Veranstaltungen 15. Wissenschaftliche Tagung am 20. und 21. Juni 2024

Datenerhebung, Datenqualität und Datenethik in Zeiten von künstlicher Intelligenz

Personalisierende KI im Lebensmitteleinzelhandel - Zentrale Herausforderung für die Erhebung des klassischen Warenkorbes

Prof. Alexander Markowetz, Qais Kasem

Murmuras GmbH, Bonn

Abstract

Der Lebensmitteleinzelhandel durchläuft den radikalsten Wandel seit der Einführung des Supermarktes. Retail-Apps wie Lidl Plus verändern das Einkaufsverhalten der Bevölkerung nachhaltig. Als Nebeneffekt erschweren sie leider die Erstellung eines Preisindexes mittels eines klassischen "Warenkorbes". Mit dem Einsatz von Künstlicher Intelligenz (KI), wird sich dieses Problem noch weiter verschärfen. Parallel eröffnet die Digitalisierung jedoch auch völlig neue Methoden zur Erhebung von Lebensmittelpreisen.

Die nahtlos ineinandergreifenden Funktionalitäten moderner Einkaufsapps verhalfen diesen zu enormer Popularität. Die Apps verdrängen den traditionellen Papier-Prospekt, speichern Kassenzettel, erheben Daten für interne Marktforschung und verfügen über eine eigene Bezahlfunktion. Alleine auf Android Telefonen verzeichnet die App der REWE-Kette aktuell fünf Millionen Downloads, "Mein DM" ganze zehn, und Lidl Plus (global) sogar fünfzig Millionen.
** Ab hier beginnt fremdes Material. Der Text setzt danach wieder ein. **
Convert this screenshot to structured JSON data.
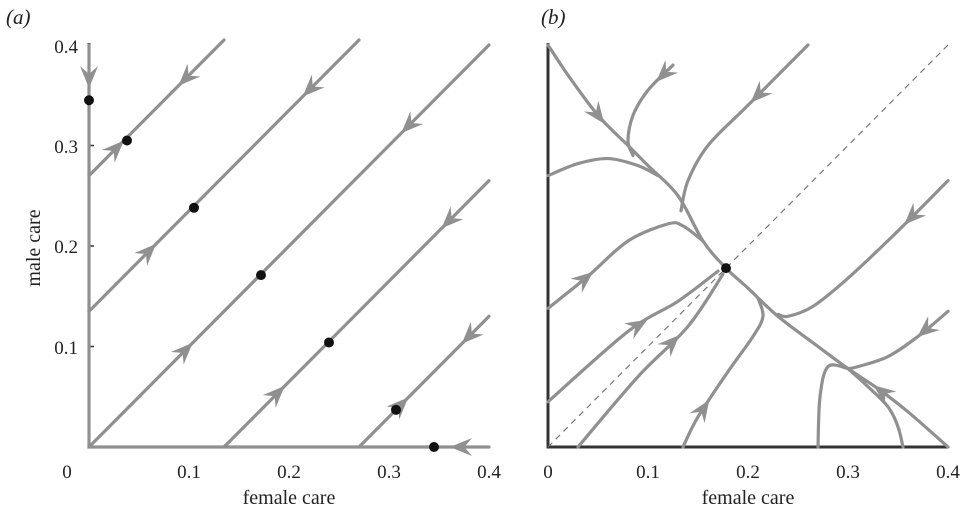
{
  "chart_data": [
    {
      "panel": "(a)",
      "type": "line",
      "xlabel": "female care",
      "ylabel": "male care",
      "xlim": [
        0,
        0.4
      ],
      "ylim": [
        0,
        0.4
      ],
      "xticks": [
        "0",
        "0.1",
        "0.2",
        "0.3",
        "0.4"
      ],
      "yticks": [
        "0.1",
        "0.2",
        "0.3",
        "0.4"
      ],
      "origin_label": "0",
      "series": [
        {
          "x": [
            0,
            0.135
          ],
          "y": [
            0.27,
            0.405
          ],
          "arrows": [
            {
              "t": 0.2,
              "dir": 1
            },
            {
              "t": 0.72,
              "dir": -1
            }
          ]
        },
        {
          "x": [
            0,
            0.27
          ],
          "y": [
            0.135,
            0.405
          ],
          "arrows": [
            {
              "t": 0.22,
              "dir": 1
            },
            {
              "t": 0.82,
              "dir": -1
            }
          ]
        },
        {
          "x": [
            0,
            0.4
          ],
          "y": [
            0,
            0.4
          ],
          "arrows": [
            {
              "t": 0.24,
              "dir": 1
            },
            {
              "t": 0.8,
              "dir": -1
            }
          ]
        },
        {
          "x": [
            0.135,
            0.4
          ],
          "y": [
            0,
            0.265
          ],
          "arrows": [
            {
              "t": 0.2,
              "dir": 1
            },
            {
              "t": 0.85,
              "dir": -1
            }
          ]
        },
        {
          "x": [
            0.27,
            0.4
          ],
          "y": [
            0,
            0.13
          ],
          "arrows": [
            {
              "t": 0.32,
              "dir": 1
            },
            {
              "t": 0.85,
              "dir": -1
            }
          ]
        },
        {
          "x": [
            0,
            0
          ],
          "y": [
            0,
            0.4
          ],
          "arrows": [
            {
              "t": 0.92,
              "dir": -1
            }
          ]
        },
        {
          "x": [
            0,
            0.4
          ],
          "y": [
            0,
            0
          ],
          "arrows": [
            {
              "t": 0.93,
              "dir": -1
            }
          ]
        }
      ],
      "equilibria": [
        {
          "x": 0,
          "y": 0.345
        },
        {
          "x": 0.038,
          "y": 0.305
        },
        {
          "x": 0.105,
          "y": 0.238
        },
        {
          "x": 0.172,
          "y": 0.171
        },
        {
          "x": 0.24,
          "y": 0.104
        },
        {
          "x": 0.307,
          "y": 0.037
        },
        {
          "x": 0.345,
          "y": 0
        }
      ],
      "diagonal": "solid"
    },
    {
      "panel": "(b)",
      "type": "line",
      "xlabel": "female care",
      "ylabel": "",
      "xlim": [
        0,
        0.4
      ],
      "ylim": [
        0,
        0.4
      ],
      "xticks": [
        "0",
        "0.1",
        "0.2",
        "0.3",
        "0.4"
      ],
      "yticks": [],
      "series": [
        {
          "x": [
            0.0,
            0.03,
            0.06,
            0.09,
            0.12,
            0.15,
            0.18,
            0.21,
            0.24,
            0.27,
            0.3,
            0.33,
            0.36,
            0.38,
            0.4
          ],
          "y": [
            0.4,
            0.36,
            0.32,
            0.289,
            0.26,
            0.232,
            0.178,
            0.148,
            0.118,
            0.09,
            0.072,
            0.052,
            0.028,
            0.013,
            0.0
          ],
          "arrows": [
            {
              "t": 0.18,
              "dir": 1
            },
            {
              "t": 0.82,
              "dir": -1
            }
          ]
        },
        {
          "x": [
            0.0,
            0.04,
            0.08,
            0.12,
            0.145
          ],
          "y": [
            0.268,
            0.285,
            0.283,
            0.264,
            0.25
          ],
          "arrows": []
        },
        {
          "x": [
            0.177,
            0.105,
            0.085,
            0.083,
            0.092,
            0.105,
            0.12
          ],
          "y": [
            0.335,
            0.34,
            0.33,
            0.31,
            0.295,
            0.3,
            0.4
          ],
          "arrows": []
        },
        {
          "x": [
            0.0,
            0.06,
            0.11,
            0.13,
            0.178
          ],
          "y": [
            0.138,
            0.19,
            0.215,
            0.22,
            0.178
          ],
          "arrows": [
            {
              "t": 0.2,
              "dir": 1
            }
          ]
        }
      ],
      "equilibria": [
        {
          "x": 0.178,
          "y": 0.178
        }
      ],
      "diagonal": "dashed"
    }
  ]
}
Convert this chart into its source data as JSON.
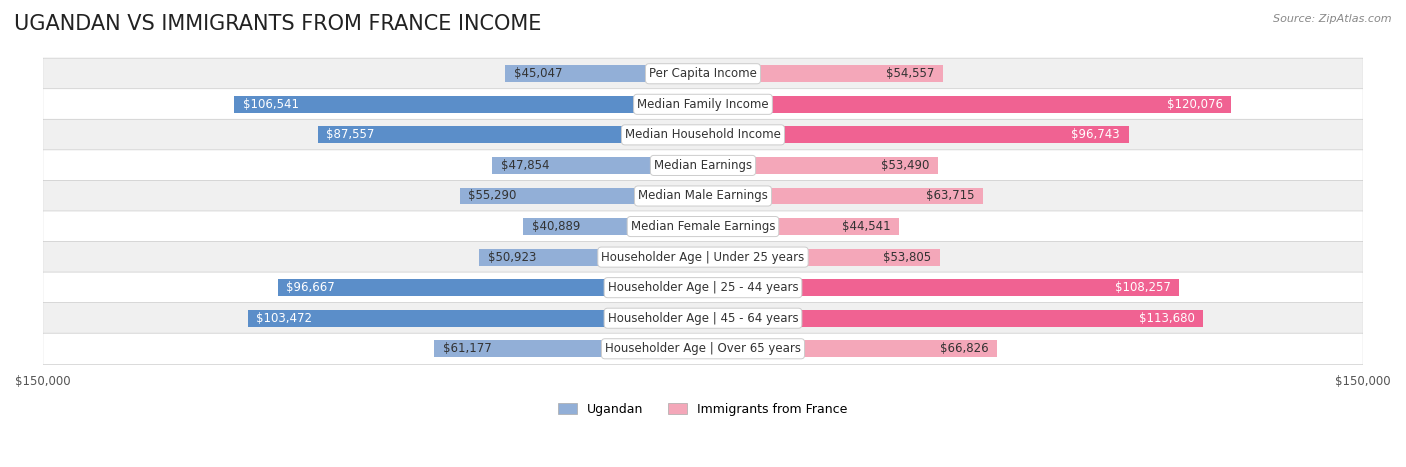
{
  "title": "UGANDAN VS IMMIGRANTS FROM FRANCE INCOME",
  "source": "Source: ZipAtlas.com",
  "categories": [
    "Per Capita Income",
    "Median Family Income",
    "Median Household Income",
    "Median Earnings",
    "Median Male Earnings",
    "Median Female Earnings",
    "Householder Age | Under 25 years",
    "Householder Age | 25 - 44 years",
    "Householder Age | 45 - 64 years",
    "Householder Age | Over 65 years"
  ],
  "ugandan_values": [
    45047,
    106541,
    87557,
    47854,
    55290,
    40889,
    50923,
    96667,
    103472,
    61177
  ],
  "france_values": [
    54557,
    120076,
    96743,
    53490,
    63715,
    44541,
    53805,
    108257,
    113680,
    66826
  ],
  "max_val": 150000,
  "ugandan_color": "#92afd7",
  "ugandan_color_dark": "#5b8ec9",
  "france_color": "#f4a7b9",
  "france_color_dark": "#f06292",
  "label_bg_color": "#ffffff",
  "row_bg_color": "#f0f0f0",
  "row_alt_bg": "#ffffff",
  "bar_height": 0.55,
  "legend_ugandan": "Ugandan",
  "legend_france": "Immigrants from France",
  "background_color": "#ffffff",
  "title_fontsize": 15,
  "label_fontsize": 8.5,
  "value_fontsize": 8.5,
  "axis_label_fontsize": 8.5,
  "ugandan_text_threshold": 80000,
  "france_text_threshold": 80000
}
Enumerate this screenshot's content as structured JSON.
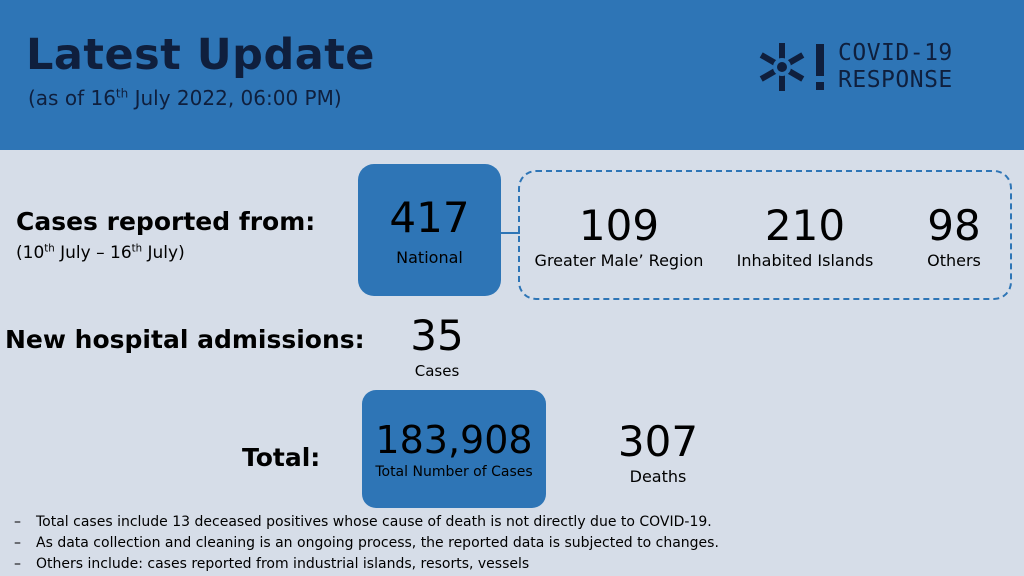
{
  "header": {
    "title": "Latest Update",
    "subtitle_prefix": "(as of 16",
    "subtitle_sup": "th",
    "subtitle_suffix": " July 2022, 06:00 PM)",
    "bg_color": "#2e75b6"
  },
  "logo": {
    "icon": "snowflake-alert-icon",
    "line1": "COVID-19",
    "line2": "RESPONSE"
  },
  "cases": {
    "label": "Cases reported from:",
    "range_a": "(10",
    "range_a_sup": "th",
    "range_b": " July – 16",
    "range_b_sup": "th",
    "range_c": " July)",
    "national": {
      "value": "417",
      "label": "National"
    },
    "regions": [
      {
        "value": "109",
        "label": "Greater Male’ Region"
      },
      {
        "value": "210",
        "label": "Inhabited Islands"
      },
      {
        "value": "98",
        "label": "Others"
      }
    ]
  },
  "admissions": {
    "label": "New hospital admissions:",
    "value": "35",
    "unit": "Cases"
  },
  "totals": {
    "label": "Total:",
    "cases_value": "183,908",
    "cases_label": "Total Number of Cases",
    "deaths_value": "307",
    "deaths_label": "Deaths"
  },
  "notes": [
    "Total cases include 13 deceased positives whose cause of death is not directly due to COVID-19.",
    "As data collection and cleaning is an ongoing process, the reported data is subjected to changes.",
    "Others include: cases reported from industrial islands, resorts, vessels"
  ],
  "note_bullet": "–"
}
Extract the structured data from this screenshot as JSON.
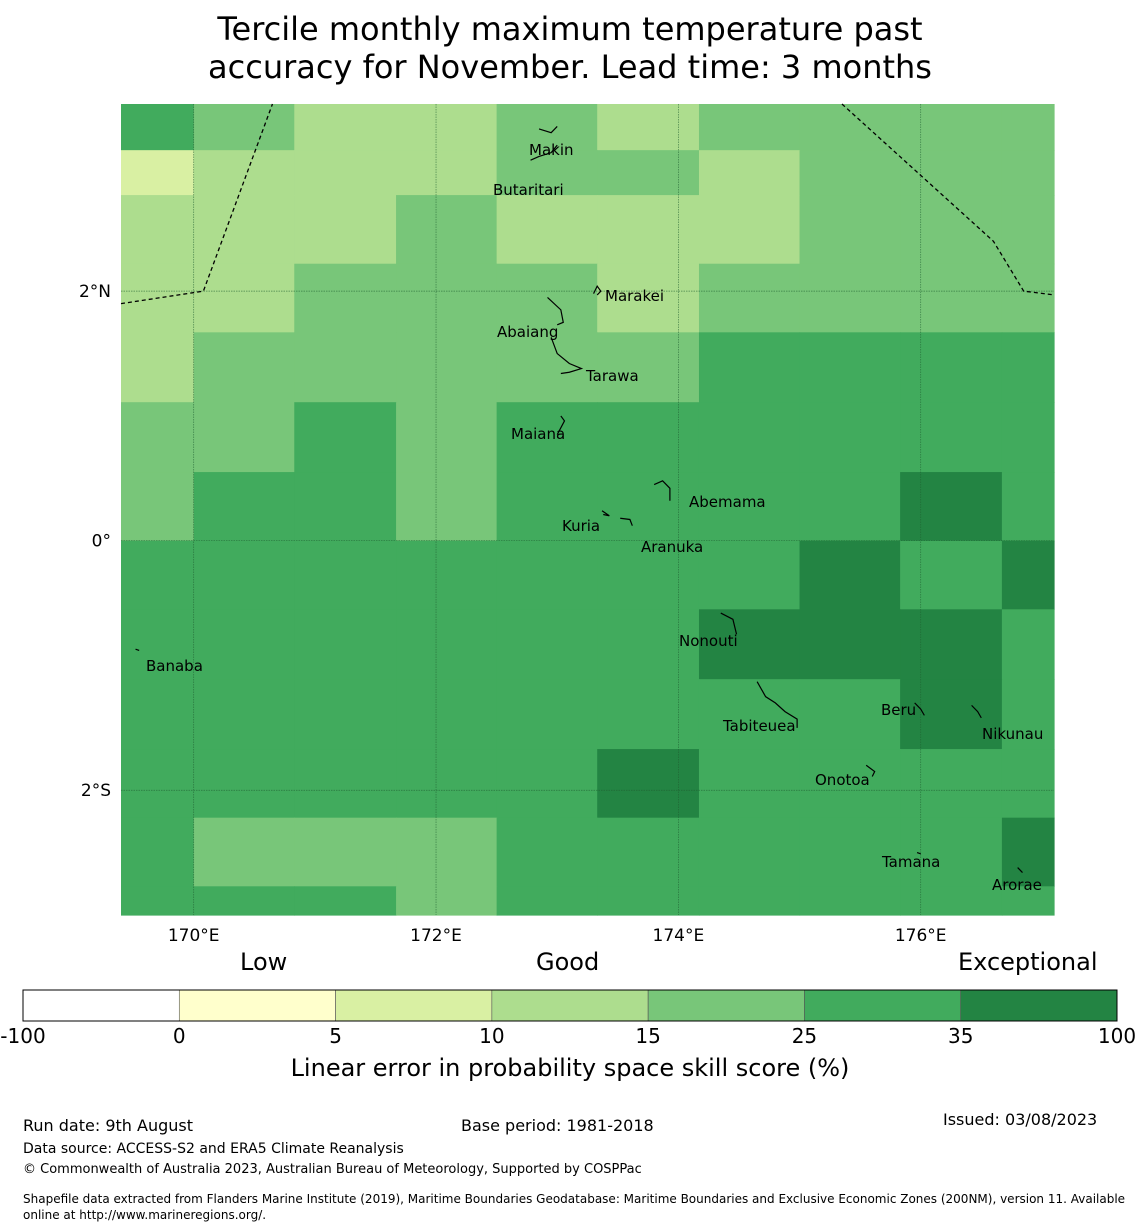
{
  "title_line1": "Tercile monthly maximum temperature past",
  "title_line2": "accuracy for November. Lead time: 3 months",
  "map": {
    "lon_range": [
      169.4,
      177.1
    ],
    "lat_range": [
      -3.0,
      3.5
    ],
    "lon_ticks": [
      {
        "value": 170,
        "label": "170°E"
      },
      {
        "value": 172,
        "label": "172°E"
      },
      {
        "value": 174,
        "label": "174°E"
      },
      {
        "value": 176,
        "label": "176°E"
      }
    ],
    "lat_ticks": [
      {
        "value": 2,
        "label": "2°N"
      },
      {
        "value": 0,
        "label": "0°"
      },
      {
        "value": -2,
        "label": "2°S"
      }
    ],
    "grid_lon_edges": [
      169.4,
      170.0,
      170.83,
      171.67,
      172.5,
      173.33,
      174.17,
      175.0,
      175.83,
      176.67,
      177.1
    ],
    "grid_lat_edges": [
      3.5,
      3.13,
      2.77,
      2.22,
      1.67,
      1.11,
      0.55,
      0.0,
      -0.55,
      -1.11,
      -1.67,
      -2.22,
      -2.77,
      -3.0
    ],
    "cell_classes": [
      [
        5,
        4,
        3,
        3,
        4,
        3,
        4,
        4,
        4,
        4
      ],
      [
        2,
        3,
        3,
        3,
        4,
        4,
        3,
        4,
        4,
        4
      ],
      [
        3,
        3,
        3,
        4,
        3,
        3,
        3,
        4,
        4,
        4
      ],
      [
        3,
        3,
        4,
        4,
        4,
        3,
        4,
        4,
        4,
        4
      ],
      [
        3,
        4,
        4,
        4,
        4,
        4,
        5,
        5,
        5,
        5
      ],
      [
        4,
        4,
        5,
        4,
        5,
        5,
        5,
        5,
        5,
        5
      ],
      [
        4,
        5,
        5,
        4,
        5,
        5,
        5,
        5,
        6,
        5
      ],
      [
        5,
        5,
        5,
        5,
        5,
        5,
        5,
        6,
        5,
        6
      ],
      [
        5,
        5,
        5,
        5,
        5,
        5,
        6,
        6,
        6,
        5
      ],
      [
        5,
        5,
        5,
        5,
        5,
        5,
        5,
        5,
        6,
        5
      ],
      [
        5,
        5,
        5,
        5,
        5,
        6,
        5,
        5,
        5,
        5
      ],
      [
        5,
        4,
        4,
        4,
        5,
        5,
        5,
        5,
        5,
        6
      ],
      [
        5,
        5,
        5,
        4,
        5,
        5,
        5,
        5,
        5,
        5
      ]
    ],
    "boundary_lines": [
      [
        [
          169.4,
          1.9
        ],
        [
          170.08,
          2.0
        ],
        [
          170.65,
          3.5
        ]
      ],
      [
        [
          175.35,
          3.5
        ],
        [
          176.6,
          2.4
        ],
        [
          176.85,
          2.0
        ],
        [
          177.1,
          1.97
        ]
      ]
    ],
    "islands": [
      {
        "name": "Makin",
        "lon": 173.0,
        "lat": 3.32,
        "outline": [
          [
            172.85,
            3.3
          ],
          [
            172.95,
            3.27
          ],
          [
            173.0,
            3.32
          ]
        ]
      },
      {
        "name": "Butaritari",
        "lon": 172.78,
        "lat": 3.1,
        "outline": [
          [
            172.78,
            3.05
          ],
          [
            172.85,
            3.08
          ],
          [
            172.95,
            3.11
          ],
          [
            173.0,
            3.17
          ]
        ]
      },
      {
        "name": "Marakei",
        "lon": 173.35,
        "lat": 2.0,
        "outline": [
          [
            173.3,
            1.98
          ],
          [
            173.33,
            2.04
          ],
          [
            173.36,
            2.0
          ],
          [
            173.33,
            1.97
          ]
        ]
      },
      {
        "name": "Abaiang",
        "lon": 173.0,
        "lat": 1.8,
        "outline": [
          [
            172.92,
            1.95
          ],
          [
            173.03,
            1.85
          ],
          [
            173.05,
            1.75
          ],
          [
            173.0,
            1.73
          ]
        ]
      },
      {
        "name": "Tarawa",
        "lon": 173.15,
        "lat": 1.4,
        "outline": [
          [
            172.95,
            1.63
          ],
          [
            173.0,
            1.5
          ],
          [
            173.1,
            1.42
          ],
          [
            173.2,
            1.38
          ],
          [
            173.1,
            1.35
          ],
          [
            173.03,
            1.34
          ]
        ]
      },
      {
        "name": "Maiana",
        "lon": 173.0,
        "lat": 0.95,
        "outline": [
          [
            173.03,
            1.0
          ],
          [
            173.06,
            0.96
          ],
          [
            173.0,
            0.85
          ]
        ]
      },
      {
        "name": "Abemama",
        "lon": 173.9,
        "lat": 0.4,
        "outline": [
          [
            173.8,
            0.45
          ],
          [
            173.87,
            0.48
          ],
          [
            173.93,
            0.42
          ],
          [
            173.93,
            0.32
          ]
        ]
      },
      {
        "name": "Kuria",
        "lon": 173.4,
        "lat": 0.23,
        "outline": [
          [
            173.37,
            0.24
          ],
          [
            173.43,
            0.2
          ],
          [
            173.38,
            0.21
          ]
        ]
      },
      {
        "name": "Aranuka",
        "lon": 173.6,
        "lat": 0.18,
        "outline": [
          [
            173.52,
            0.18
          ],
          [
            173.6,
            0.17
          ],
          [
            173.62,
            0.12
          ]
        ]
      },
      {
        "name": "Nonouti",
        "lon": 174.45,
        "lat": -0.65,
        "outline": [
          [
            174.35,
            -0.58
          ],
          [
            174.45,
            -0.63
          ],
          [
            174.48,
            -0.75
          ]
        ]
      },
      {
        "name": "Tabiteuea",
        "lon": 174.85,
        "lat": -1.35,
        "outline": [
          [
            174.65,
            -1.13
          ],
          [
            174.72,
            -1.25
          ],
          [
            174.8,
            -1.3
          ],
          [
            174.88,
            -1.37
          ],
          [
            174.98,
            -1.43
          ],
          [
            174.98,
            -1.5
          ]
        ]
      },
      {
        "name": "Beru",
        "lon": 175.98,
        "lat": -1.33,
        "outline": [
          [
            175.95,
            -1.3
          ],
          [
            176.0,
            -1.35
          ],
          [
            176.03,
            -1.4
          ]
        ]
      },
      {
        "name": "Nikunau",
        "lon": 176.45,
        "lat": -1.35,
        "outline": [
          [
            176.42,
            -1.32
          ],
          [
            176.47,
            -1.37
          ],
          [
            176.5,
            -1.42
          ]
        ]
      },
      {
        "name": "Onotoa",
        "lon": 175.55,
        "lat": -1.85,
        "outline": [
          [
            175.55,
            -1.8
          ],
          [
            175.62,
            -1.85
          ],
          [
            175.6,
            -1.89
          ]
        ]
      },
      {
        "name": "Tamana",
        "lon": 175.98,
        "lat": -2.5,
        "outline": [
          [
            175.97,
            -2.5
          ],
          [
            176.0,
            -2.51
          ]
        ]
      },
      {
        "name": "Arorae",
        "lon": 176.8,
        "lat": -2.64,
        "outline": [
          [
            176.8,
            -2.62
          ],
          [
            176.84,
            -2.66
          ]
        ]
      },
      {
        "name": "Banaba",
        "lon": 169.53,
        "lat": -0.88,
        "outline": [
          [
            169.52,
            -0.87
          ],
          [
            169.55,
            -0.88
          ]
        ]
      }
    ]
  },
  "colorbar": {
    "colors": [
      "#ffffff",
      "#ffffcc",
      "#d9f0a3",
      "#addd8e",
      "#78c679",
      "#41ab5d",
      "#238443"
    ],
    "ticks": [
      "-100",
      "0",
      "5",
      "10",
      "15",
      "25",
      "35",
      "100"
    ],
    "category_words": [
      "Low",
      "Good",
      "Exceptional"
    ],
    "label": "Linear error in probability space skill score (%)"
  },
  "footer": {
    "run_date": "Run date: 9th August",
    "base_period": "Base period: 1981-2018",
    "issued": "Issued: 03/08/2023",
    "data_source": "Data source: ACCESS-S2 and ERA5 Climate Reanalysis",
    "copyright": "© Commonwealth of Australia 2023, Australian Bureau of Meteorology, Supported by COSPPac",
    "shapefile_line1": "Shapefile data extracted from Flanders Marine Institute (2019), Maritime Boundaries Geodatabase: Maritime Boundaries and Exclusive Economic Zones (200NM), version 11. Available",
    "shapefile_line2": "online at http://www.marineregions.org/."
  }
}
Die wichtigste Funktionalität von Retail Apps liegt in digitalen Rabatt-Coupons. Kunden können diese in den Apps aktivieren und bekommen an der Kasse einen entsprechenden Rabatt gutgeschrieben. Meist handelt es sich um produktbezogene Coupons (z.B. 20 % auf Hipp Babynahrung); jedoch nicht
zwangsweise (z.B. pauschale 5 € für jeden Einkauf über 40 €). Der Einsatz dieser Coupons findet gänzlich innerhalb der Apps statt. Derart entzieht er sich der klassischen Preiserhebung im Supermarkt.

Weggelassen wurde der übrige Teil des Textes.